# 2015 vs 2016 Allez Smartweld/DSW



## dton13 (Jul 15, 2013)

Does anyone know if there are any differences between these two model year Allez's? The high end non-Sworks versions. 

Are the forks both the same weight/modulus carbon? 2016 specifically says it's the same as the S Works model. 2015 didn't.

Is the frame the same? Weight improvements?

Reason I'm asking is when I look at the geo chart for the 52cm, there seems to be a couple mm differences in TT and stack. Not sure if that's just a revision to the way the frame was measured or indicative of a slightly revised frame. 

Thanks!


----------



## TricrossRich (Mar 26, 2014)

Good catch... I just put a post in on SBCU, asking.


----------



## dton13 (Jul 15, 2013)

Much appreciated. Please keep me posted!


----------



## TricrossRich (Mar 26, 2014)

So.. Mark Cote from Specialized responded last night and he said, "The Sprint frames all have the S-Works Tarmac fork." Obviously, he's referring to the Alez, Sprint which wasn't what I asked about or what you're referencing... I'm assuming he made a mistake and perhaps its evidence that a mistake was made in the copy for the non-sprint Allez expert and comp models.


----------



## TricrossRich (Mar 26, 2014)

OK... I asked Mark to clarify and this was his response.

"Apologies - the FEATURES page is incorrect on the website (I will get it corrected - thank you for catching this). 

The spec page is correct. The non-sprint DSW models have monocoque FACT Carbon forks on them - the same as on our SL4 frames, however not S-Works. The Elite utilizes an alloy steerer with carbon crown and legs."


----------



## dton13 (Jul 15, 2013)

That makes sense. Okay so I'll take it that 2015 and 2016 frame/fork in non-sprint or s works are basically the same.

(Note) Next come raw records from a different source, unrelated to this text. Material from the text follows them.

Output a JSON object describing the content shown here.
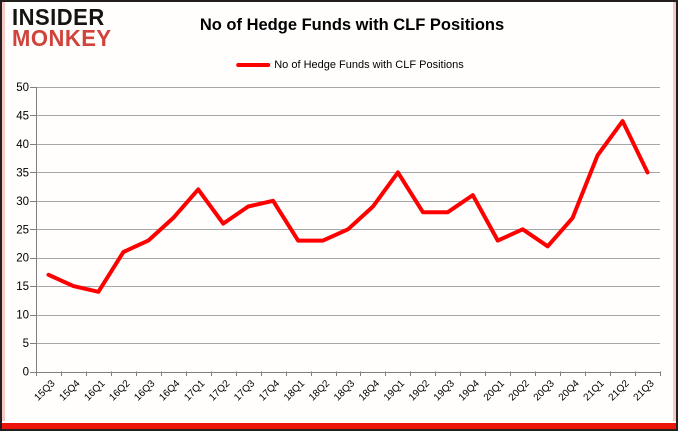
{
  "logo": {
    "line1": "INSIDER",
    "line2": "MONKEY"
  },
  "header": {
    "title": "No of Hedge Funds with CLF Positions"
  },
  "legend": {
    "label": "No of Hedge Funds with CLF Positions"
  },
  "colors": {
    "line": "#fe0000",
    "grid": "#a6a6a6",
    "axis": "#7f7f7f",
    "text": "#000000",
    "accent_bar": "#ec1309",
    "border_pink": "#f5c9c5",
    "logo_red": "#d0433b"
  },
  "chart_data": {
    "type": "line",
    "title": "No of Hedge Funds with CLF Positions",
    "categories": [
      "15Q3",
      "15Q4",
      "16Q1",
      "16Q2",
      "16Q3",
      "16Q4",
      "17Q1",
      "17Q2",
      "17Q3",
      "17Q4",
      "18Q1",
      "18Q2",
      "18Q3",
      "18Q4",
      "19Q1",
      "19Q2",
      "19Q3",
      "19Q4",
      "20Q1",
      "20Q2",
      "20Q3",
      "20Q4",
      "21Q1",
      "21Q2",
      "21Q3"
    ],
    "series": [
      {
        "name": "No of Hedge Funds with CLF Positions",
        "color": "#fe0000",
        "values": [
          17,
          15,
          14,
          21,
          23,
          27,
          32,
          26,
          29,
          30,
          23,
          23,
          25,
          29,
          35,
          28,
          28,
          31,
          23,
          25,
          22,
          27,
          38,
          44,
          35
        ]
      }
    ],
    "ylim": [
      0,
      50
    ],
    "ytick_step": 5,
    "xlabel": "",
    "ylabel": "",
    "grid": "horizontal",
    "legend_position": "top",
    "x_label_rotation": -45
  }
}
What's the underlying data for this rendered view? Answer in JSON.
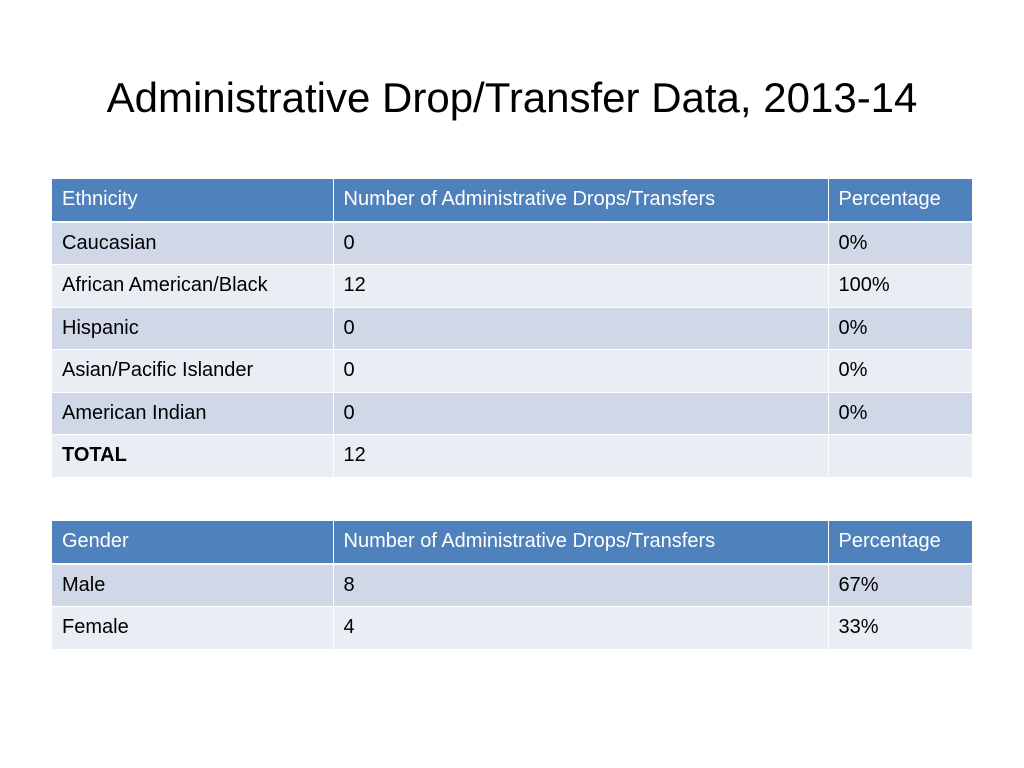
{
  "slide": {
    "title": "Administrative Drop/Transfer Data, 2013-14"
  },
  "ethnicity_table": {
    "headers": [
      "Ethnicity",
      "Number of Administrative Drops/Transfers",
      "Percentage"
    ],
    "rows": [
      [
        "Caucasian",
        "0",
        "0%"
      ],
      [
        "African American/Black",
        "12",
        "100%"
      ],
      [
        "Hispanic",
        "0",
        "0%"
      ],
      [
        "Asian/Pacific Islander",
        "0",
        "0%"
      ],
      [
        "American Indian",
        "0",
        "0%"
      ],
      [
        "TOTAL",
        "12",
        ""
      ]
    ]
  },
  "gender_table": {
    "headers": [
      "Gender",
      "Number of Administrative Drops/Transfers",
      "Percentage"
    ],
    "rows": [
      [
        "Male",
        "8",
        "67%"
      ],
      [
        "Female",
        "4",
        "33%"
      ]
    ]
  },
  "colors": {
    "header_bg": "#4f81bd",
    "row_dark": "#d0d8e8",
    "row_light": "#e9edf4"
  }
}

Since we're on the topic of corrections, you can tell him that the standover numbers in the geo charts are also wonky.

Thanks again TricrossRich


----------



## JOJO89 (Jan 2, 2021)




----------



## JOJO89 (Jan 2, 2021)

JOJO89 said:


> View attachment 478098





dton13 said:


> That makes sense. Okay so I'll take it that 2015 and 2016 frame/fork in non-sprint or s works are basically the same.
> 
> Since we're on the topic of corrections, you can tell him that the standover numbers in the geo charts are also wonky.
> 
> Thanks again TricrossRich


this is my bike,8.40kg,with good wheels,this bike is seriosly race mashine,mazbe with ultegra 8.20kg,nice,very nice )))


----------